HARCELEMENT JUDICIAIRE: Le cas d’Ahmed Abba au Cameroun

De rendez-vous manqués en absences répétées, la justice militaire camerounaise joue avec la liberté et la vie d’Ahmed Abba, ce journaliste de RFI en haoussa, dont elle peine à établir effectivement l’éventuelle ‘’culpabilité’’ dans cette sordide affaire d’accusation quasi gratuite de « complicité d'actes de terrorisme et non-dénonciation d'actes de terrorisme».

Malgré toutes les démarches de ses avocats, les interventions de RFI, son employeur, dont les premiers responsables sont régulièrement montés au créneau pour regretter, dénoncer et condamner ; tout en exigeant que le droit soit dit, rien n’y fait…

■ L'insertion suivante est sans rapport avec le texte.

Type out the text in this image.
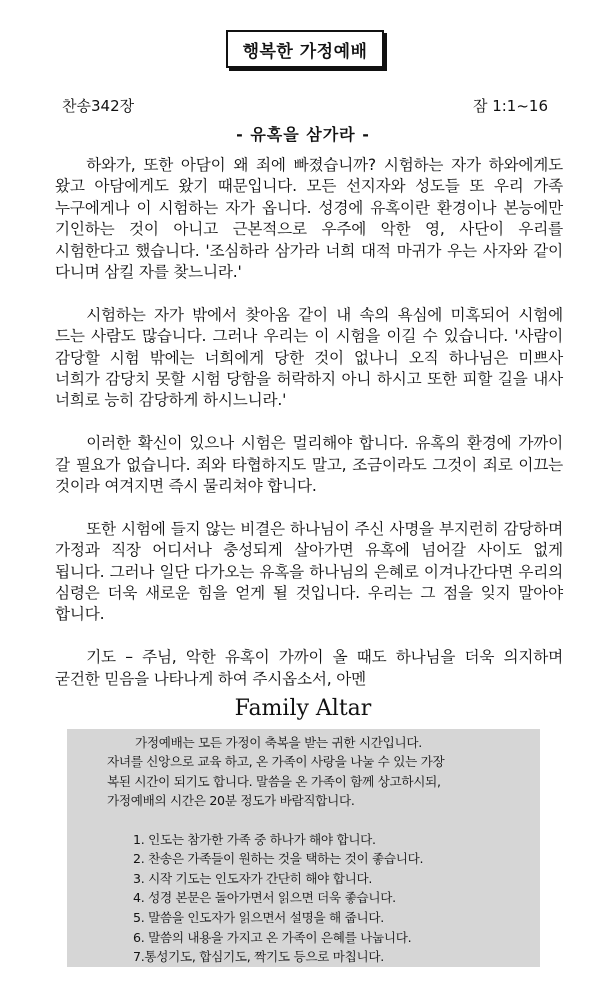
행복한 가정예배
찬송342장	잠 1:1~16
- 유혹을 삼가라 -

하와가, 또한 아담이 왜 죄에 빠졌습니까? 시험하는 자가 하와에게도 왔고 아담에게도 왔기 때문입니다. 모든 선지자와 성도들 또 우리 가족 누구에게나 이 시험하는 자가 옵니다. 성경에 유혹이란 환경이나 본능에만 기인하는 것이 아니고 근본적으로 우주에 악한 영, 사단이 우리를 시험한다고 했습니다. '조심하라 삼가라 너희 대적 마귀가 우는 사자와 같이 다니며 삼킬 자를 찾느니라.'

시험하는 자가 밖에서 찾아옴 같이 내 속의 욕심에 미혹되어 시험에 드는 사람도 많습니다. 그러나 우리는 이 시험을 이길 수 있습니다. '사람이 감당할 시험 밖에는 너희에게 당한 것이 없나니 오직 하나님은 미쁘사 너희가 감당치 못할 시험 당함을 허락하지 아니 하시고 또한 피할 길을 내사 너희로 능히 감당하게 하시느니라.'

이러한 확신이 있으나 시험은 멀리해야 합니다. 유혹의 환경에 가까이 갈 필요가 없습니다. 죄와 타협하지도 말고, 조금이라도 그것이 죄로 이끄는 것이라 여겨지면 즉시 물리쳐야 합니다.

또한 시험에 들지 않는 비결은 하나님이 주신 사명을 부지런히 감당하며 가정과 직장 어디서나 충성되게 살아가면 유혹에 넘어갈 사이도 없게 됩니다. 그러나 일단 다가오는 유혹을 하나님의 은혜로 이겨나간다면 우리의 심령은 더욱 새로운 힘을 얻게 될 것입니다. 우리는 그 점을 잊지 말아야 합니다.

기도 – 주님, 악한 유혹이 가까이 올 때도 하나님을 더욱 의지하며 굳건한 믿음을 나타나게 하여 주시옵소서, 아멘

Family Altar
가정예배는 모든 가정이 축복을 받는 귀한 시간입니다.
자녀를 신앙으로 교육 하고, 온 가족이 사랑을 나눌 수 있는 가장
복된 시간이 되기도 합니다. 말씀을 온 가족이 함께 상고하시되,
가정예배의 시간은 20분 정도가 바람직합니다.
1. 인도는 참가한 가족 중 하나가 해야 합니다.
2. 찬송은 가족들이 원하는 것을 택하는 것이 좋습니다.
3. 시작 기도는 인도자가 간단히 해야 합니다.
4. 성경 본문은 돌아가면서 읽으면 더욱 좋습니다.
5. 말씀을 인도자가 읽으면서 설명을 해 줍니다.
6. 말씀의 내용을 가지고 온 가족이 은혜를 나눕니다.
7.통성기도, 합심기도, 짝기도 등으로 마칩니다.
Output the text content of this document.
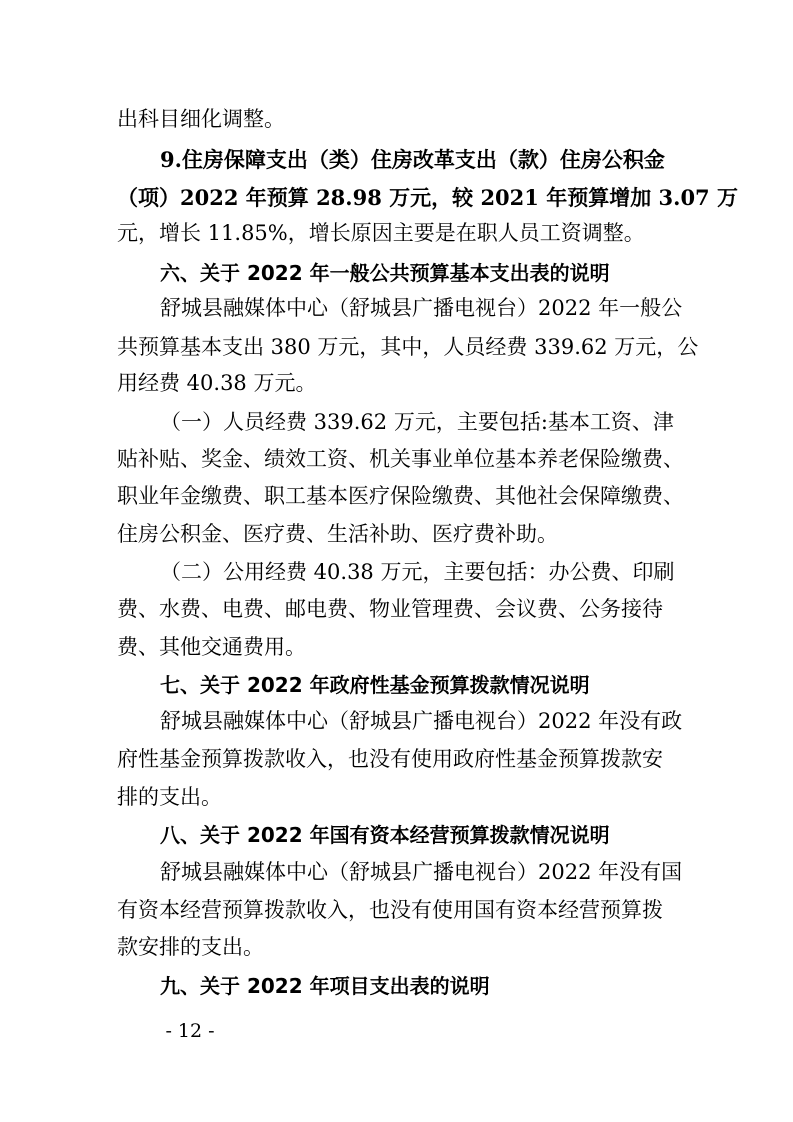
出科目细化调整。
9.住房保障支出（类）住房改革支出（款）住房公积金
（项）2022 年预算 28.98 万元，较 2021 年预算增加 3.07 万
元，增长 11.85%，增长原因主要是在职人员工资调整。
六、关于 2022 年一般公共预算基本支出表的说明
舒城县融媒体中心（舒城县广播电视台）2022 年一般公
共预算基本支出 380 万元，其中，人员经费 339.62 万元，公
用经费 40.38 万元。
（一）人员经费 339.62 万元，主要包括:基本工资、津
贴补贴、奖金、绩效工资、机关事业单位基本养老保险缴费、
职业年金缴费、职工基本医疗保险缴费、其他社会保障缴费、
住房公积金、医疗费、生活补助、医疗费补助。
（二）公用经费 40.38 万元，主要包括：办公费、印刷
费、水费、电费、邮电费、物业管理费、会议费、公务接待
费、其他交通费用。
七、关于 2022 年政府性基金预算拨款情况说明
舒城县融媒体中心（舒城县广播电视台）2022 年没有政
府性基金预算拨款收入，也没有使用政府性基金预算拨款安
排的支出。
八、关于 2022 年国有资本经营预算拨款情况说明
舒城县融媒体中心（舒城县广播电视台）2022 年没有国
有资本经营预算拨款收入，也没有使用国有资本经营预算拨
款安排的支出。
九、关于 2022 年项目支出表的说明
- 12 -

Le tribunal militaire s’accroche et poursuit ainsi depuis 17 mois, un professionnel des médias dont le tort est certainement d’avoir pu par la force de ses relations obtenu des informations confidentielles que sa déontologie, son éthique le condamnent à protéger. Et comme il refuse d’être lâche, l’exutoire c’est de le présenter tout simplement en complice objectif des terroristes, sans aucune preuve crédible.

Hier encore, les experts étaient absents au tribunal ! Quand on connait la défection des témoins, la défense d’Ahmed Baba ne peut que dénoncer des « manœuvres dilatoires » dont le but cynique est un harcèlement systématique de ‘’leur présumé coupable’’, pour le briser moralement et faire trainer aussi longtemps que possible le dénouement honteux de cette parodie de justice, ponctuée de bla-bla, pour enfumer les populations et peut-être distraire, au passage, les médias.

En attendant, trop c’est trop ! C’est pourquoi avec ce dernier report intervenu à peine 10 minutes après le début de l’audience, à cause de l’absence avérée des experts, la défense avertit que si jusqu’au 18 décembre, le rapport n’est pas déposé, elle sollicitera du juge une « relaxe pure et simple d’Ahmed Abba ». Car, il serait désormais plus qu’évident que la manifestation des preuves ne se faisant pas, le tribunal militaire n’a vraiment plus de raison d’embastiller un homme qui n’a fait qu’exercer sa liberté de presse et d’opinion.

D’ailleurs, à l’exemple des responsables de RFI, Jean-Marc Ayrault, le ministre français des Affaires étrangères, a, lui aussi, demandé au nom de son pays, la libération d’Ahmed Abba. C’est aussi le lieu de fustiger une certaine frilosité des médias africains, qui ne se sont pas sérieusement emparés de ce scandale, comme s’il y avait une certaine gêne à défendre un journaliste accusé de « complicité avec les terroristes », quand les preuves ne sont pas établies.

Un épouvantail que les autorités militaires et politiques camerounaises ne pourront pas éternellement agiter pour se donner l’illusion d’avoir raison…

La libération d’Ahmed Baba est désormais impérative.